I work in health care. I make no distinction between the insured and the uninsured. The health care given are equivalent. I have also seen how government provided free health care is delivered. We do not want government funded health care.
Walter Williams comments:
The Vancouver, British Columbia-based Fraser Institute's annual publication, "Waiting Your Turn," reports that Canada's median waiting times from a patient's referral by a general practitioner to treatment by a specialist, depending on the procedure, averages from five to 40 weeks. The wait for diagnostics, such as MRI or CT, ranges between four and 28 weeks.
According to Michael Tanner's "The Grass Is Not Always Greener," in Cato Institute's Policy Analysis (March 18, 2008), the Mayo Clinic treats more than 7,000 foreign patients a year, the Cleveland Clinic 5,000, Johns Hopkins Hospital treats 6,000, and one out of three Canadian physicians send a patient to the U.S. for treatment each year. If socialized medicine is so great, why do Canadian physicians send patients to the U.S. and the Canadian government spends over $1 billion each year on health care in our country?
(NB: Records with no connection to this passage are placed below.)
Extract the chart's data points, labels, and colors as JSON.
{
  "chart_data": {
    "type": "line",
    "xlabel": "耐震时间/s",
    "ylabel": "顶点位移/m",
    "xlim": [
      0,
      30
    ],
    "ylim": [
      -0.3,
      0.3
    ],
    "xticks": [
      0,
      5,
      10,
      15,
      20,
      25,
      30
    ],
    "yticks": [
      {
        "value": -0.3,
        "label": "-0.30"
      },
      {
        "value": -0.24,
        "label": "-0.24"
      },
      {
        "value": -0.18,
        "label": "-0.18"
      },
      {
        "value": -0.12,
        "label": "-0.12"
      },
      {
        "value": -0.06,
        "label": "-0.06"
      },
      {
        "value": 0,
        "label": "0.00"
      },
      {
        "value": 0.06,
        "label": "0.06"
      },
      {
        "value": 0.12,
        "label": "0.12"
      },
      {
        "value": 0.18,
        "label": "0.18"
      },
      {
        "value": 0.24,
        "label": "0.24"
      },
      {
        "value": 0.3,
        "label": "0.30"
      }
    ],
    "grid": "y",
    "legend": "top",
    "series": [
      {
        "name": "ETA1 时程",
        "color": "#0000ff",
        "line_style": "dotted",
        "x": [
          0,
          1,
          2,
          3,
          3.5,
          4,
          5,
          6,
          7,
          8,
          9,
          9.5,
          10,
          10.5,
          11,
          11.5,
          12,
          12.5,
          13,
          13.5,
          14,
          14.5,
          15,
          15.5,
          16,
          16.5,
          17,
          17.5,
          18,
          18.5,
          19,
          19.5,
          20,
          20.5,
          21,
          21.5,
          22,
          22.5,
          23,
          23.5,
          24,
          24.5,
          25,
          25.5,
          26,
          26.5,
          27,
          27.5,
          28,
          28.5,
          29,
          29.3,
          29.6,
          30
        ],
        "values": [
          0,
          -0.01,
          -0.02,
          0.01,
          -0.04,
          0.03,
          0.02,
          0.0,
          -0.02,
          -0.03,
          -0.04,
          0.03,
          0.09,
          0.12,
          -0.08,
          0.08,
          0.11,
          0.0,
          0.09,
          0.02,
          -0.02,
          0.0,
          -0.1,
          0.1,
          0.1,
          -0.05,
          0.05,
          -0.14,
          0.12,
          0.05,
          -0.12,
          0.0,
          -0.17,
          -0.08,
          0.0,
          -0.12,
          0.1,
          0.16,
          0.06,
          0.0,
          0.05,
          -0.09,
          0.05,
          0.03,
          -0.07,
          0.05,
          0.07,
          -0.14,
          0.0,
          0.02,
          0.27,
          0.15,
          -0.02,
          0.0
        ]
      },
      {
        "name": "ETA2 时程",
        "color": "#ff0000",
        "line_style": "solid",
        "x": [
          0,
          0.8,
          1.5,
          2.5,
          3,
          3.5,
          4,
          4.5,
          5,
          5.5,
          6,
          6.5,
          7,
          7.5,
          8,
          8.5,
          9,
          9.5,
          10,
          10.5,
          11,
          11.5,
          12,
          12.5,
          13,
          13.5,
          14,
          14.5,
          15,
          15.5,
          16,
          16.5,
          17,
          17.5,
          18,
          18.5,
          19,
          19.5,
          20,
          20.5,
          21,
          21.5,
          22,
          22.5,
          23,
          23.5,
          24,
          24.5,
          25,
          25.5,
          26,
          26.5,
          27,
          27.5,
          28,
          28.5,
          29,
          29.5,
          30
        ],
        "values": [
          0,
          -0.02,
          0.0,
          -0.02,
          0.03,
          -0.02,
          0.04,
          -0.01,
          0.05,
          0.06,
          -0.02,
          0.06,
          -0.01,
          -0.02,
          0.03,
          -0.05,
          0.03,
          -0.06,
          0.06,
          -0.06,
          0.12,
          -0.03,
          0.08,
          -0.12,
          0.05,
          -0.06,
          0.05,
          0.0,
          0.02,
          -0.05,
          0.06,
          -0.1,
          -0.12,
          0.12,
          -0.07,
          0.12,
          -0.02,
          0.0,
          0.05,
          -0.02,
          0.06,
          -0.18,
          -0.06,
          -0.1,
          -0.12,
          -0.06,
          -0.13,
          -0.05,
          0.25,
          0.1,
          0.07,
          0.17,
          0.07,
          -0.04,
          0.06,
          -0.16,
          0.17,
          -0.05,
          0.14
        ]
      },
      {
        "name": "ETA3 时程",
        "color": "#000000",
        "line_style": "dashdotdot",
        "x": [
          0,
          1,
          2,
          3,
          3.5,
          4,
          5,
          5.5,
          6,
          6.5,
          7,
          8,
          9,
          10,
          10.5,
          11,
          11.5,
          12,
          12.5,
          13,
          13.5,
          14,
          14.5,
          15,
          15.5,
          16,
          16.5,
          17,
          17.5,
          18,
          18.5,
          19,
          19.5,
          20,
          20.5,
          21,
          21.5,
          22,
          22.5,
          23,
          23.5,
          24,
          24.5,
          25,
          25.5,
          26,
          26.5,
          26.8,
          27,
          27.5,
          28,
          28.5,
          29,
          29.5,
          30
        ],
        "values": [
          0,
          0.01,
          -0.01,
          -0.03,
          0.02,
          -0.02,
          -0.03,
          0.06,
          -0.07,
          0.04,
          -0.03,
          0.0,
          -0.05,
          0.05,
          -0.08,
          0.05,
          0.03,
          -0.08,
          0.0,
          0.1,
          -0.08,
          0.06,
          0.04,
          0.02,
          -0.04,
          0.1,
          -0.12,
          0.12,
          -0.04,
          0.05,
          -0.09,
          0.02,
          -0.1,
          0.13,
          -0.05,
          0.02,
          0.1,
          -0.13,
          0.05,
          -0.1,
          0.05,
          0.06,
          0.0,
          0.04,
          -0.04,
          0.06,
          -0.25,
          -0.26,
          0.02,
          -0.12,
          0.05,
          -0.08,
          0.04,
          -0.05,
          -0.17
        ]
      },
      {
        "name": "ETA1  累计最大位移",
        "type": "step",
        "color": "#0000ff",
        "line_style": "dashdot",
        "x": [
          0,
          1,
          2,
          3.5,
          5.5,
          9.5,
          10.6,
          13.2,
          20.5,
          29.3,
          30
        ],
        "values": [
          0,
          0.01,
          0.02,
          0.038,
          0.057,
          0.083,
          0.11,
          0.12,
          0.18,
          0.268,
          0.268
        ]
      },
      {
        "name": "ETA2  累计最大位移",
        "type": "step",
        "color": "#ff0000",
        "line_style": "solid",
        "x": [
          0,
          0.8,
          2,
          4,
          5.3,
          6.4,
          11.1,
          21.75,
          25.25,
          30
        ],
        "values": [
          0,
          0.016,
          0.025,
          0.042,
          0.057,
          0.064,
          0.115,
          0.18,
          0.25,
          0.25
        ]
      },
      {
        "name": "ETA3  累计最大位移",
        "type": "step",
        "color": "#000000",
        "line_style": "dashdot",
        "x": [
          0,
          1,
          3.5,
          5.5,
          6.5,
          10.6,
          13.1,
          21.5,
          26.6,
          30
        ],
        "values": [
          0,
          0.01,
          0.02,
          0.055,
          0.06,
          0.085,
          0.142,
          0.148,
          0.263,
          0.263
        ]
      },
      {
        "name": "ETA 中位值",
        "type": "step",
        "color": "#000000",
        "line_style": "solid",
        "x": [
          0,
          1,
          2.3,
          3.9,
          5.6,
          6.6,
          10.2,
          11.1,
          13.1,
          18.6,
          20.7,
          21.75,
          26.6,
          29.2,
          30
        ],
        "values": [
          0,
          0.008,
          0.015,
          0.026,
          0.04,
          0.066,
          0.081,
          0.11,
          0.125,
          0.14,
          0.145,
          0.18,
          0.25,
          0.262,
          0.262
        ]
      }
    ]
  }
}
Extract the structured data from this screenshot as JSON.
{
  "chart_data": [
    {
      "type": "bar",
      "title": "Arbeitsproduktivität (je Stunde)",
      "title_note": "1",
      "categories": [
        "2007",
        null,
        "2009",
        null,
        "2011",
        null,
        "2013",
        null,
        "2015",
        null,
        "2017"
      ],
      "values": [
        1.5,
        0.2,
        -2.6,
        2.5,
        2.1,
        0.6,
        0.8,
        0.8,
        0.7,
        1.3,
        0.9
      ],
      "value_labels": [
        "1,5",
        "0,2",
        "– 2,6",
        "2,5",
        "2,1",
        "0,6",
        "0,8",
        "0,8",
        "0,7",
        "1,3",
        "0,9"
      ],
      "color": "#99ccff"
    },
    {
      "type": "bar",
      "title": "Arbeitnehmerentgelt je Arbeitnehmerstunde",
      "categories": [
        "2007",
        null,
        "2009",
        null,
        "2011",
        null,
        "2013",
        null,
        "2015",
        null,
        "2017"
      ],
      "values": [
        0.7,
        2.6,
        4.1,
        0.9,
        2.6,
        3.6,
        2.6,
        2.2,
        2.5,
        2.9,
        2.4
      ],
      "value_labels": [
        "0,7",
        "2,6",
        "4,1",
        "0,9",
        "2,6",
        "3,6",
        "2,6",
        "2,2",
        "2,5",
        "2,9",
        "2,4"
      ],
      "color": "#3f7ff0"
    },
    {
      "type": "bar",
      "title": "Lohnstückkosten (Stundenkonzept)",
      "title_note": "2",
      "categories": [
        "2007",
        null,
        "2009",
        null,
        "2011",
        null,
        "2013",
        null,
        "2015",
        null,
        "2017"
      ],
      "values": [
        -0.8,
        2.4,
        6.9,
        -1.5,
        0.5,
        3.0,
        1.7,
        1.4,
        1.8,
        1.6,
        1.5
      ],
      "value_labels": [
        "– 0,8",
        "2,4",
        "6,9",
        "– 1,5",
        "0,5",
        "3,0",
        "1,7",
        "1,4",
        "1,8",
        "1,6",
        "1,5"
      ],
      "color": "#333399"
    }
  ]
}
Britain's socialized system is no better. Currently, 750,000 Brits are awaiting hospital admission. Britain's National Health Services hopes to achieve an 18-week maximum wait from general practitioner to treatment, including all diagnostic tests, by the end of 2008. The delay in health care services is not only inconvenient, it's deadly. Both in Britain and Canada, many patients with diseases that are curable at the time of diagnosis become incurable by the time of treatment or patients become too weak for the surgical procedure. British Prime Minister Gordon Brown plans to introduce a "constitution" setting out the rights and responsibilities of its health care system. According to a report in the Telegraph (02/01/2008), "What this (Gordon Brown's plan) seems to amount to in practice are the Government's rights to refuse treatment, and the patient's responsibilities to live up to what the state decides are model standards." That means people who have unhealthy habits such as smoking, heart sufferers who are obese or those who fall ill because of failure to take regular exercise might be refused medical care, even though they pay taxes to support government health care.